Mayo researchers compared high-intensity interval training, resistance training, and combined training in a twelve-week study. They monitored molecular and metabolic changes in adults, divided into age groups of between 18 and 30 and between 65 and 80 years.
All kinds of training increased lean body mass and insulin sensitivity. But only high-intensity and combined training improved aerobic capacity and mitochondrial function in skeletal muscle.
Mitochondria are tiny energy-producing structures inside cells. They change with age and activity and tend to decrease, both in content and function, as we grow older. One result is that we have less energy.
In the study, high-intensity interval training also improved muscle protein content. That not only allowed cells to create more energy but also caused muscles to grow bigger, especially in older adults.
The ability of the mitochondria to generate energy was increased by 69% among the seniors, and by 49% in the younger group.
You should make sure that your heart is exercised every day. Aerobics exercises stimulate the respiratory and circulatory systems. As a result, you will supply fresh oxygenated blood to your cells, and your body will function more efficiently.
The heart is like any other muscle, if you don’t use it, you will lose it! Do something every day, preferably early morning for half an hour.
You can choose from many aerobic activities. Swimming, tennis, skipping robe, light jogging, bike riding, stretching, brisk walking, as well as aerobic classes. If you don’t have the time to go to the gym, you can probably buy some equipment to exercise at home. For example rebounding on mini-trampolines. Rebounding is a terrific aerobic exercise for all ages, that you can do at home or even better, outside.

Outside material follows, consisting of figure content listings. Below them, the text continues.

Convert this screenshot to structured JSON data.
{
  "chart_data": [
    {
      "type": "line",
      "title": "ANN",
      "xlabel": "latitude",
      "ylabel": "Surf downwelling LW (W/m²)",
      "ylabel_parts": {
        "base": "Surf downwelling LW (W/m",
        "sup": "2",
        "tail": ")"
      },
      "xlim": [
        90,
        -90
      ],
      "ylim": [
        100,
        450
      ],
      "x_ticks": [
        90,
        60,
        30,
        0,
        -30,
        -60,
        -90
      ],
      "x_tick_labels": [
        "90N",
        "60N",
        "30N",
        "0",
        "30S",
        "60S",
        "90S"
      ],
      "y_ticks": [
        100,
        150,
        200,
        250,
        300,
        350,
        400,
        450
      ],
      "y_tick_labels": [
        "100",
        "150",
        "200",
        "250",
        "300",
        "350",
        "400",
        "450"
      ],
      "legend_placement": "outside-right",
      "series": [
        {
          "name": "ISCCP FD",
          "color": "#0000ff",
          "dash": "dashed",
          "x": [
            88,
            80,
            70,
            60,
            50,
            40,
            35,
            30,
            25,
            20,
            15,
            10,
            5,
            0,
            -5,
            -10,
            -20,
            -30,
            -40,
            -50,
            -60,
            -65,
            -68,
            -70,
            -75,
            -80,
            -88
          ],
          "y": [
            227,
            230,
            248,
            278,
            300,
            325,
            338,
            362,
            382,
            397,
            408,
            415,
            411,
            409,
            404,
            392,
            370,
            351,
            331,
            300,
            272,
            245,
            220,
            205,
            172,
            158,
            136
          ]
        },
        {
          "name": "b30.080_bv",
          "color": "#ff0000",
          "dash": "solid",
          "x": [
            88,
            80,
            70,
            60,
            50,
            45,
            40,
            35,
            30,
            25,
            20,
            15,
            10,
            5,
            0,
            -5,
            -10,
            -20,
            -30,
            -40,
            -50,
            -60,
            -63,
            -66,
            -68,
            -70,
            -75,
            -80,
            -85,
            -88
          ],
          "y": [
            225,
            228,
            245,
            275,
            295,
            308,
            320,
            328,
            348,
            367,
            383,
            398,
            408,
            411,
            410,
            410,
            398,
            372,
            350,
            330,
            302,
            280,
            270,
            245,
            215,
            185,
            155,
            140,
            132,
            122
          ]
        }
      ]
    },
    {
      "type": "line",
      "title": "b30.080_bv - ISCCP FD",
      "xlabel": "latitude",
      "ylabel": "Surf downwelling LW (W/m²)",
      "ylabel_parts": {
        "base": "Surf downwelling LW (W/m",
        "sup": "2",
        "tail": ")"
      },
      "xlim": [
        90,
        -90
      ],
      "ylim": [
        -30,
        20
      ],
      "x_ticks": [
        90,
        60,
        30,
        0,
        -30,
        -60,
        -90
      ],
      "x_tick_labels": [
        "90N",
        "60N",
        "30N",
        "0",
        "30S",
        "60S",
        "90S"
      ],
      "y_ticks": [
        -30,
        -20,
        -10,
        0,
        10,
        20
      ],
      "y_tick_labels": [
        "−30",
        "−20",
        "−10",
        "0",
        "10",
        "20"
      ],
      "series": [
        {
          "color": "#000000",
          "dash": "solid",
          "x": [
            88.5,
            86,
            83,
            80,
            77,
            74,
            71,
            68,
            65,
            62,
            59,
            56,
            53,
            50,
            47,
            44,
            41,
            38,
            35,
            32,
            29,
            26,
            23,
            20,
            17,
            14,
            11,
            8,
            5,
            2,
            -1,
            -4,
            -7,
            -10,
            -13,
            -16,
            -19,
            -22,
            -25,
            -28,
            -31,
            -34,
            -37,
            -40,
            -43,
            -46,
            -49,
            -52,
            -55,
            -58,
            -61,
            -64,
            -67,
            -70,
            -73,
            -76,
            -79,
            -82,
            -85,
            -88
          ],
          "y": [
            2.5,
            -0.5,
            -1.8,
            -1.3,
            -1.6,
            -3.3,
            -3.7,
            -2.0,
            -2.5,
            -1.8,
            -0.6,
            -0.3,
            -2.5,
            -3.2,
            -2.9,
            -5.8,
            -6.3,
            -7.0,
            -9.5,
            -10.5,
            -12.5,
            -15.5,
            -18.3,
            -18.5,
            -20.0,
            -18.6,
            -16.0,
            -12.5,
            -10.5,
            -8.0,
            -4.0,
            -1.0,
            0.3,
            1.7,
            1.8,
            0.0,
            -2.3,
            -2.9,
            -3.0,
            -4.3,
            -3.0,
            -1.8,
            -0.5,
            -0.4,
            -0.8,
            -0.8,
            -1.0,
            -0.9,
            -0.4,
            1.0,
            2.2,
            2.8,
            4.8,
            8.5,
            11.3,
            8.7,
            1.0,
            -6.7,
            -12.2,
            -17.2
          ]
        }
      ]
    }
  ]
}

It strengthens and tones every cell of the body because it works against the gravity pull. Your heart rate will slow down, which is important. The lower the better. Mine is at 60 beats/minute and has been like that for a long time.
Don’t make the mistake of excluding exercise from your daily life. A walk in the forest or at the seashore will do wonders for your physical well-being and for your emotional and spiritual outlook.
Weight-bearing exercises have several advantages above aerobics. Weight training significantly increases cardiovascular capacity and endurance. Weight lifting is better than aerobics to lose belly fat. It also increases muscle mass, thereby providing a more plentiful supply of glutamine for your immunity.
Apply high-intensity forms of exercise and full-body resistance training. Low-intensity cardio exercise has no effect on removing visceral fat in particular. High-intensity exercise such as interval training, sprints (bike sprints or running sprints), AND full-body weight training are very effective at helping to improve your body’s ability to manage glucose and increases insulin sensitivity, a crucial step in removing visceral fat.
These types of high-intensity exercise routines are also very effective at increasing your fat-burning hormones and creating a hormonal environment conducive to burning off abdominal fat.
Don’t train with weights for more than one hour per workout. Your ability to gain lean mass, is limited by your hormone levels. After 45 minutes to one hour, hormone levels decline. You can force yourself to continue, but it doesn’t do your body any good.
Use a wide variety of exercises. Restricted resistance exercises, especially on machines, stress only certain fibers of a muscle in certain positions. You need to get all the fibers in all positions. You have to move some weights if you want a long and healthy life.
“We encourage everyone to exercise regularly, but the take-home message for older adults that supervised high-intensity training is probably the best, because, both metabolically and at the molecular level, it produces the most benefits, says Dr. K. Sreekumaran Nair, a Mayo Clinic endocrinologist and senior researcher on the study.
Another intense exercise that combines both strength training and aerobics is ‘loaded carries’. In this type of exercise, you carry weight, appropriate for your capacity and health status and you walk with it outdoors. Slowly and gradually you may increase the amount of weight you carry. This increases strength and aerobic capacity and it even increases testosterone in men.
There are several variations you may explore and many articles and videos are available on the Internet. Put your health and safety first and rest appropriately and avoid competitive partners.